How can the difference be so extreme, and do I really have to setup a scheduled query, optimizing this table once a week or so? Even so, I would like to know the meaning behind this and why mysql behaves like this. Sure, rows are deleted and updated pretty much in this table, but should it get so badly fragmented in only one week that the query goes from 0.02 sec to 25 sec?
Edit: After request, here comes the query in question:
SELECT *
FROM budget_expenses
JOIN budget_categories
ON budget_categories.BudgetAreaId = budget_expenses.BudgetAreaId
AND budget_categories.BudgetCategoryId = budget_expenses.BudgetCategoryId
LEFT JOIN budget_types
ON budget_types.BudgetAreaId = budget_expenses.BudgetAreaId
AND budget_types.BudgetCategoryId = budget_expenses.BudgetCategoryId
AND budget_types.BudgetTypeId = budget_expenses.BudgetTypeId
WHERE budget_expenses.BudgetId = 1
AND budget_expenses.ExpenseDate >= '2012-11-25'
AND budget_expenses.ExpenseDate <= '2012-12-24'
AND budget_expenses.BudgetAreaId = 2
ORDER BY budget_expenses.ExpenseDate DESC,
budget_expenses.ExpenseTime IS NULL ASC,
budget_expenses.ExpenseTime DESC
(BudgetAreaId, BudgetCategoryId) is the primary key in budget_categories and (BudgetAreaId, BudgetCategoryId, BudgetTypeId) is the primary key in budget_types. In budget_expenses these 3 keys are indexes and also ExpenseDate has an index. This query returns about 20 rows.
Show create table:
CREATE TABLE `budget_areas` (
`BudgetAreaId` int(11) NOT NULL,
`Name` varchar(255) DEFAULT NULL,
PRIMARY KEY (`BudgetAreaId`)
) ENGINE=InnoDB DEFAULT CHARSET=latin1
CREATE TABLE `budget_categories` (
`BudgetAreaId` int(11) NOT NULL,
`BudgetCategoryId` int(11) NOT NULL AUTO_INCREMENT,
`Name` varchar(255) DEFAULT NULL,
`SortOrder` int(11) DEFAULT NULL,
PRIMARY KEY (`BudgetAreaId`,`BudgetCategoryId`),
KEY `BudgetAreaId` (`BudgetAreaId`,`BudgetCategoryId`)

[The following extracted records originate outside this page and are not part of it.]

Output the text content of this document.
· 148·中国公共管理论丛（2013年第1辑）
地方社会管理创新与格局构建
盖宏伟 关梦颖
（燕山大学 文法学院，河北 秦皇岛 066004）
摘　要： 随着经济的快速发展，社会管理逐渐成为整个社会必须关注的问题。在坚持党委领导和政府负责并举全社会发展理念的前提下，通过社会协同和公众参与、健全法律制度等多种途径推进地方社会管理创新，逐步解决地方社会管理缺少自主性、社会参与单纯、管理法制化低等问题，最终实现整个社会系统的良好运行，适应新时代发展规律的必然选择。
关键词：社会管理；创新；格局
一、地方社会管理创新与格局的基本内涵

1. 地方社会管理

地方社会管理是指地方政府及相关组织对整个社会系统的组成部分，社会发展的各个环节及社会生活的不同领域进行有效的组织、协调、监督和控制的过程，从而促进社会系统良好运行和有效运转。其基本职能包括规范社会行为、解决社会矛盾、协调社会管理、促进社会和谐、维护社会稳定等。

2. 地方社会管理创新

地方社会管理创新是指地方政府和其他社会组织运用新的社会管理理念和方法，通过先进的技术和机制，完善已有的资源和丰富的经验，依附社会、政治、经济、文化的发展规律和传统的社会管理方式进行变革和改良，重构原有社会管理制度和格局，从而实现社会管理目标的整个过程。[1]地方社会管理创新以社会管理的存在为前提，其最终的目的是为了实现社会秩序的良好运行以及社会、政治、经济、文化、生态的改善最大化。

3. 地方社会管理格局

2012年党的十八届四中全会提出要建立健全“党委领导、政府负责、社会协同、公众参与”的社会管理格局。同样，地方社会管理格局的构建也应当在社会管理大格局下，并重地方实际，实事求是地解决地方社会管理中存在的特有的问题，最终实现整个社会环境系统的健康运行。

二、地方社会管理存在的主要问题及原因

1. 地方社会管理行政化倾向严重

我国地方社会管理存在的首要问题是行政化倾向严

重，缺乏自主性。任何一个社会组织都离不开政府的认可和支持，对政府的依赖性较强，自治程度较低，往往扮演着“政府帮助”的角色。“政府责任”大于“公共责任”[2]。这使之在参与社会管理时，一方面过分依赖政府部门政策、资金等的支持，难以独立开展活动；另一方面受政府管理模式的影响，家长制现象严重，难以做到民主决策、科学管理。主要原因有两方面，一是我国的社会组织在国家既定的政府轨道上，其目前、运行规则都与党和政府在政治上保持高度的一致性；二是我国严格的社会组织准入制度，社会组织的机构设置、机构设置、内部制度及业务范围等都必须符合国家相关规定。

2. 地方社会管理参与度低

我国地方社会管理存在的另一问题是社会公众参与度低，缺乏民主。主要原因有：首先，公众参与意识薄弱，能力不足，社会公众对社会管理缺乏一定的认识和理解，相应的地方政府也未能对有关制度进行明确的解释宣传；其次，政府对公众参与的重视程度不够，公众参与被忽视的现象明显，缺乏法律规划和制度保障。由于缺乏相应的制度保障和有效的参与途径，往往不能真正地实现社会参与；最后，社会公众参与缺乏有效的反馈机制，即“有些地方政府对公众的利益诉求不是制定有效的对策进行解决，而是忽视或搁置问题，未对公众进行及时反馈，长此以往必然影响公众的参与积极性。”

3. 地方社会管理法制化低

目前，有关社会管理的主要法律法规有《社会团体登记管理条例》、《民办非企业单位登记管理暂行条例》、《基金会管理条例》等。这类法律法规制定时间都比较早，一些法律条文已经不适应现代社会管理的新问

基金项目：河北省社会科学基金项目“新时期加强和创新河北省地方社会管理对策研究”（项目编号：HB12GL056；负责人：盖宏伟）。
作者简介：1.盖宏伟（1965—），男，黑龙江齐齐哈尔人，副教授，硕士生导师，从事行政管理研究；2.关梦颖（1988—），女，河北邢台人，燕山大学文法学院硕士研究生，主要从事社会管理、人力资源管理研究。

) ENGINE=MyISAM DEFAULT CHARSET=latin1
CREATE TABLE `budget_types` (
`BudgetAreaId` int(11) NOT NULL,
`BudgetCategoryId` int(11) NOT NULL,
`BudgetTypeId` int(11) NOT NULL,
`Name` varchar(255) DEFAULT NULL,
`SortId` int(11) DEFAULT NULL,
PRIMARY KEY (`BudgetAreaId`,`BudgetCategoryId`,`BudgetTypeId`),
KEY `BudgetAreaId` (`BudgetAreaId`,`BudgetCategoryId`,`BudgetTypeId`)

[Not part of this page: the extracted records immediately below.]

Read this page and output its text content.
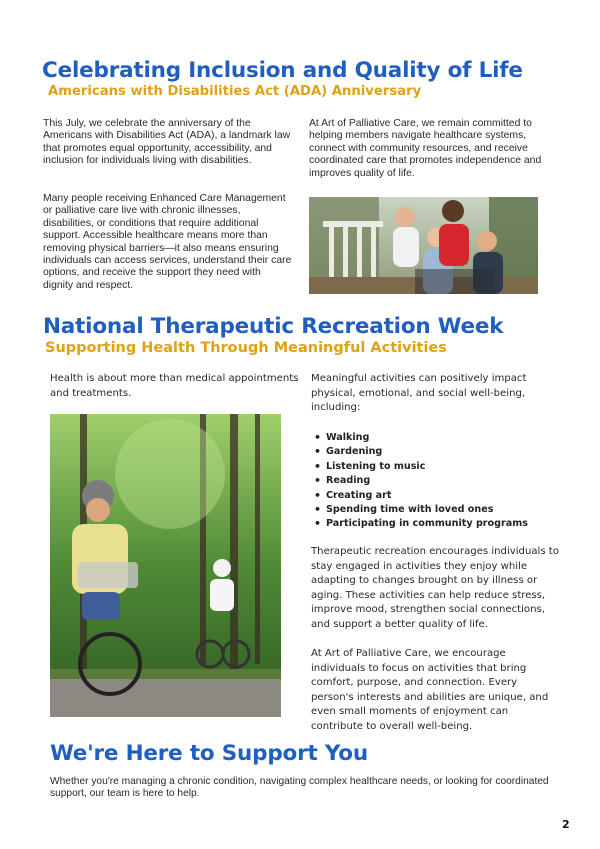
Celebrating Inclusion and Quality of Life
Americans with Disabilities Act (ADA) Anniversary
This July, we celebrate the anniversary of the Americans with Disabilities Act (ADA), a landmark law that promotes equal opportunity, accessibility, and inclusion for individuals living with disabilities.
Many people receiving Enhanced Care Management or palliative care live with chronic illnesses, disabilities, or conditions that require additional support. Accessible healthcare means more than removing physical barriers—it also means ensuring individuals can access services, understand their care options, and receive the support they need with dignity and respect.
At Art of Palliative Care, we remain committed to helping members navigate healthcare systems, connect with community resources, and receive coordinated care that promotes independence and improves quality of life.
National Therapeutic Recreation Week
Supporting Health Through Meaningful Activities
Health is about more than medical appointments and treatments.
Meaningful activities can positively impact physical, emotional, and social well-being, including:
• Walking
• Gardening
• Listening to music
• Reading
• Creating art
• Spending time with loved ones
• Participating in community programs
Therapeutic recreation encourages individuals to stay engaged in activities they enjoy while adapting to changes brought on by illness or aging. These activities can help reduce stress, improve mood, strengthen social connections, and support a better quality of life.
At Art of Palliative Care, we encourage individuals to focus on activities that bring comfort, purpose, and connection. Every person's interests and abilities are unique, and even small moments of enjoyment can contribute to overall well-being.
We're Here to Support You
Whether you're managing a chronic condition, navigating complex healthcare needs, or looking for coordinated support, our team is here to help.
2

) ENGINE=InnoDB DEFAULT CHARSET=latin1
CREATE TABLE `budget_expenses` (
`ExpenseId` int(11) NOT NULL AUTO_INCREMENT,
`BudgetId` int(11) NOT NULL,
`TempId` int(11) DEFAULT NULL,
`BudgetAreaId` int(11) DEFAULT NULL,
`BudgetCategoryId` int(11) DEFAULT NULL,
`BudgetTypeId` int(11) DEFAULT NULL,
`Company` varchar(255) DEFAULT NULL,
`ImportCompany` varchar(255) DEFAULT NULL,
`Sum` double(50,2) DEFAULT NULL,
`ExpenseDate` date DEFAULT NULL,
`ExpenseTime` time DEFAULT NULL,
`Inserted` datetime DEFAULT NULL,
`Changed` datetime DEFAULT NULL,
`InsertType` int(1) DEFAULT NULL,
`AccountId` int(11) DEFAULT NULL,
`BankCardId` int(11) DEFAULT NULL,
PRIMARY KEY (`ExpenseId`),
KEY `BudgetId` (`BudgetId`),
KEY `AccountId` (`AccountId`),
KEY `Company` (`Company`) USING BTREE,
KEY `ExpenseDate` (`ExpenseDate`),
KEY `BudgetAreaId` (`BudgetAreaId`),
KEY `BudgetCategoryId` (`BudgetCategoryId`),
KEY `BudgetTypeId` (`BudgetTypeId`),
CONSTRAINT `budget_expenses_ibfk_1` FOREIGN KEY (`BudgetId`) REFERENCES `budgets` (`BudgetId`)

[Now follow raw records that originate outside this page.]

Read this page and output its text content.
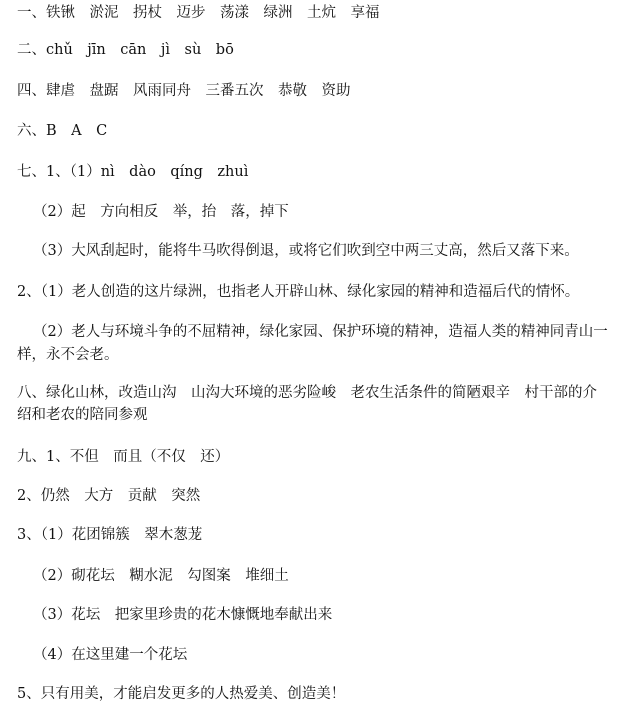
一、铁锹　淤泥　拐杖　迈步　荡漾　绿洲　土炕　享福
二、chǔ　jīn　cān　jì　sù　bō
四、肆虐　盘踞　风雨同舟　三番五次　恭敬　资助
六、B　A　C
七、1、（1）nì　dào　qíng　zhuì
（2）起　方向相反　举，抬　落，掉下
（3）大风刮起时，能将牛马吹得倒退，或将它们吹到空中两三丈高，然后又落下来。
2、（1）老人创造的这片绿洲，也指老人开辟山林、绿化家园的精神和造福后代的情怀。
（2）老人与环境斗争的不屈精神，绿化家园、保护环境的精神，造福人类的精神同青山一
样，永不会老。
八、绿化山林，改造山沟　山沟大环境的恶劣险峻　老农生活条件的简陋艰辛　村干部的介
绍和老农的陪同参观
九、1、不但　而且（不仅　还）
2、仍然　大方　贡献　突然
3、（1）花团锦簇　翠木葱茏
（2）砌花坛　糊水泥　勾图案　堆细土
（3）花坛　把家里珍贵的花木慷慨地奉献出来
（4）在这里建一个花坛
5、只有用美，才能启发更多的人热爱美、创造美！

) ENGINE=InnoDB AUTO_INCREMENT=3604462 DEFAULT CHARSET=latin1
After I copy pasted this I changed from MyIsam to Innodb on the budget_categories table.
Edit: The change from myisam to innodb didn't make any difference. The query is now very slow, just 12 hours after i optimized the budget_expenses table!
Here is the explain for the query which now takes about 9 seconds:
http://jsfiddle.net/dmVPY/1/
Ahhh MyISAM....
Try changing the table type (aka 'storage engine') to InnoDB instead.
If you do this, make sure innodb_buffer_pool_size in your my.cnf is a sensible value - the default is too small.